Der Mietendeckel ist eine Reaktion auf die stark gestiegenen Wohnkosten in Berlin. Der Mieterverein sieht eine historische Chance, bezahlbare Mieten für die breite Masse der Bevölkerung zu sichern. Die Immobilienwirtschaft befürchtet negative Auswirkungen auf den Wohnungsbau und auf Investitionen etwa in die Modernisierung.

Hoffen auf Volksinitiative

Politikerinnen und Politiker in Zürich verfolgen die Entwicklung in Berlin gespannt. Doch wer glaubte, die sonst wohnpolitisch überaus aktive Zürcher Linke nehme den Steilpass aus Berlin auf, sieht sich getäuscht. Anders als sein Berliner Pendant ist auch der Zürcher Mieterverband in dieser Sache nicht aktiv geworden, wie Sprecher und AL-Gemeinderat Walter Angst sagt. Er bezweifelt, dass der Mietendeckel der richtige Weg ist, um die Mieten zu senken. Und: «Es wäre schwierig, einen solchen Deckel einzuführen.»

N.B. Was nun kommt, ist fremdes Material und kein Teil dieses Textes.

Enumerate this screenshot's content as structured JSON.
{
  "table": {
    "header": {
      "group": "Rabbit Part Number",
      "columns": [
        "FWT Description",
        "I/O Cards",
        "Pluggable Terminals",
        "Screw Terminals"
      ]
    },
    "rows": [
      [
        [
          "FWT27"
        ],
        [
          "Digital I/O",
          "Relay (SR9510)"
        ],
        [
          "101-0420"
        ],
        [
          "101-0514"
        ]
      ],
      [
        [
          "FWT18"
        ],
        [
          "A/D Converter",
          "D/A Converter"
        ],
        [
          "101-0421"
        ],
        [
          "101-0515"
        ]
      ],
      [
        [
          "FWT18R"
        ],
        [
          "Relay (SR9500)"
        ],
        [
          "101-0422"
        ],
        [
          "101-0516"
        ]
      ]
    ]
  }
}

Wichtiger wäre für Angst eine Anpassung der Anlagevorschriften der Pensionskassen: «Wenn wir den Vorsorgeeinrichtungen vorschreiben, dass sie bei Immobilienanlagen das Marktpotenzial voll ausschöpfen, müssen wir uns nicht über absurd hohe Mieten wundern.»

Die Grünen verlangen, dass die Stadt kein eigenes Land mehr verkauft, sondern lediglich im Baurecht abgibt. 

In der Schweiz gehe es darum, im Kampf gegen überbordende Mietzinse die vorhandenen Hebel zu nutzen. Angst verweist etwa auf die Formularpflicht und die Anfechtung von Anfangsmieten. Für dringend nötig hält er zudem eine Offenlegung der Liegenschaftenrechnung von Hausbesitzern. Vor allem aber setzt er auf die Instrumente des städtischen, gemeinnützigen und genossenschaftlichen Wohnungsbaus. Und auf die Initiative «Mehr bezahlbare Wohnungen», die am 9. Februar an die Urne kommt. Diese verlangt, dass mindestens jede zehnte Wohnung, die neu gebaut wird, gemeinnützig sein muss.

Auf der Wohnbau-Initiative ruhen auch die Hoffnungen von Grünen-Präsident Felix Moser, der einem Mietendeckel ebenfalls wenig abgewinnen kann. Grundsätzlich verlangen die Grünen, dass die Stadt kein eigenes Land mehr verkauft, sondern lediglich im Baurecht abgibt. Zusätzlich soll die Stadt weiteres eigenes Land erwerben, um es gemeinnützigen Wohnbauträgern zur Verfügung zu stellen.

SP: München statt Berlin

SP-Präsident Marco Denoth lehnt einen Mietendeckel nach Berliner Vorbild ebenfalls ab, «da er die Entwicklung der Stadt zu sehr hemmt, insbesondere die sozialverträgliche Entwicklung». Wenn allerdings andere Mittel wie die Wohnbau-Initiative nicht greifen, könnte für Denoth ein Mietendeckel «die letzte Konsequenz sein, um faire und bezahlbare Mieten in Zürich zu erhalten und zu erreichen».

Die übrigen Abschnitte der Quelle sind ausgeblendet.